Despite opposition from his administration’s top public safety official, Gov. Phil Scott has announced that he will not veto a bill that establishes statewide standards for the use of deadly force but will instead allow it to become law without his signature.
Scott revealed his decision Wednesday night, writing in a letter to lawmakers that he hopes they will take more testimony from “all impacted communities” and improve the bill before it goes into effect on July 1, 2021.
This year has served as a reminder that systemic racism is “deeply rooted in our nation’s institutions," Scott wrote, adding that although Vermont has recently passed other police reform measures, it is not immune from instances of racial discrimination and disproportionate use of force witnessed around the country.
“We must do more,” Scott wrote.
The bill, S.119, was initially proposed last year but was given new life amid the public reckoning brought on by the police killing of George Floyd.
It will place Vermont’s roughly 70 law enforcement agencies under a uniform deadly use-of-force policy, replacing the patchwork of local ones that have been shaped by various court decisions, local governments and national experts over the years.
The new law will require officers to consider factors such as language barriers or mental impairment when deciding whether to use force.

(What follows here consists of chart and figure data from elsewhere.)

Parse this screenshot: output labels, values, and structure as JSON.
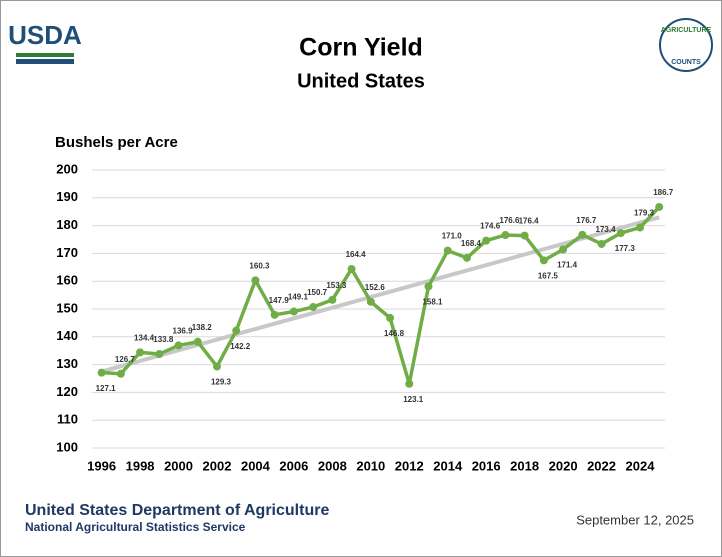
{
  "header": {
    "logo": "USDA",
    "badge_top": "AGRICULTURE",
    "badge_bottom": "COUNTS"
  },
  "chart_data": {
    "type": "line",
    "title": "Corn Yield",
    "subtitle": "United States",
    "y_label": "Bushels per Acre",
    "x": [
      1996,
      1997,
      1998,
      1999,
      2000,
      2001,
      2002,
      2003,
      2004,
      2005,
      2006,
      2007,
      2008,
      2009,
      2010,
      2011,
      2012,
      2013,
      2014,
      2015,
      2016,
      2017,
      2018,
      2019,
      2020,
      2021,
      2022,
      2023,
      2024,
      2025
    ],
    "series": [
      {
        "color": "#70ad47",
        "values": [
          127.1,
          126.7,
          134.4,
          133.8,
          136.9,
          138.2,
          129.3,
          142.2,
          160.3,
          147.9,
          149.1,
          150.7,
          153.3,
          164.4,
          152.6,
          146.8,
          123.1,
          158.1,
          171.0,
          168.4,
          174.6,
          176.6,
          176.4,
          167.5,
          171.4,
          176.7,
          173.4,
          177.3,
          179.3,
          186.7
        ],
        "value_labels": [
          "127.1",
          "126.7",
          "134.4",
          "133.8",
          "136.9",
          "138.2",
          "129.3",
          "142.2",
          "160.3",
          "147.9",
          "149.1",
          "150.7",
          "153.3",
          "164.4",
          "152.6",
          "146.8",
          "123.1",
          "158.1",
          "171.0",
          "168.4",
          "174.6",
          "176.6",
          "176.4",
          "167.5",
          "171.4",
          "176.7",
          "173.4",
          "177.3",
          "179.3",
          "186.7"
        ]
      }
    ],
    "trendline": {
      "color": "#c8c8c8",
      "x": [
        1996,
        2025
      ],
      "values": [
        127.5,
        183
      ]
    },
    "xlim": [
      1995.5,
      2025.3
    ],
    "xticks": [
      1996,
      1998,
      2000,
      2002,
      2004,
      2006,
      2008,
      2010,
      2012,
      2014,
      2016,
      2018,
      2020,
      2022,
      2024
    ],
    "ylim": [
      100,
      200
    ],
    "yticks": [
      100,
      110,
      120,
      130,
      140,
      150,
      160,
      170,
      180,
      190,
      200
    ],
    "grid": true
  },
  "footer": {
    "org": "United States Department of Agriculture",
    "agency": "National Agricultural Statistics Service",
    "date": "September 12, 2025"
  }
}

It will also ban "prohibited restraints" such as choke holds under most circumstances and will evaluate after the fact whether officers’ use of force was based on "the totality of circumstances" not just the moments before it occurred.
The American Civil Liberties Union of Vermont praised Scott's decision in a press release on Wednesday night, saying the new law is a "historic milestone" that gives Vermont the "best statewide police use of force standard in the nation."
"We thank the governor and the legislature for their leadership, and for listening to Vermonters who are saying loud and clear that transformational change is badly needed," ACLU of Vermont executive director James Lyall said in the release.
But while supporters of the measure believe it will save lives by encouraging de-escalation tactics, some law enforcement leaders — including Scott's public safety commissioner, Michael Schirling — have warned that it could take years for courts to interpret the new language.
"It will do the opposite of what we're trying to achieve, which is clarity and consistency and accountability," Schirling said last month during a Senate committee hearing. "It will create ambiguity, confusion and not lead to consistent outcomes, because we literally will not know how to interpret it for years."
Scott acknowledged these concerns in his letter on Wednesday night. He argued that the hasty process to craft the bill during last month’s budget session provided “insufficient opportunity” for lawmakers to understand the concerns of Vermont’s communities of color and public safety officials.
And referencing law enforcement officers who are frustrated that the bill passed without proper consideration of the “time and resources” that will be needed for training, Scott wrote: “I hear those concerns, and — again — I ask lawmakers to work with me to improve this bill in January."
Scott also announced on Wednesday that he was signing two less controversial measures aimed at reforming police departments and furthering racial justice: S.124, which enacts changes to police policies and training, and S.24, which seeks to address inequities in the prison system.
The first law will require police agencies that are considering hiring an officer from another department to request their performance reviews. It also adds civilian members to the Criminal Justice Training Council, including a mental health crisis worker and person chosen by the NAACP, and instructs the panel to explore and propose policies covering the use of body cameras and footage, access to surplus military equipment, and facial recognition technology.
The corrections law will compel the Department of Corrections to come up with a plan to “address systemic racism, bias, and diversity and inclusion” in the department and deliver a report to the legislature by January 15, 2021.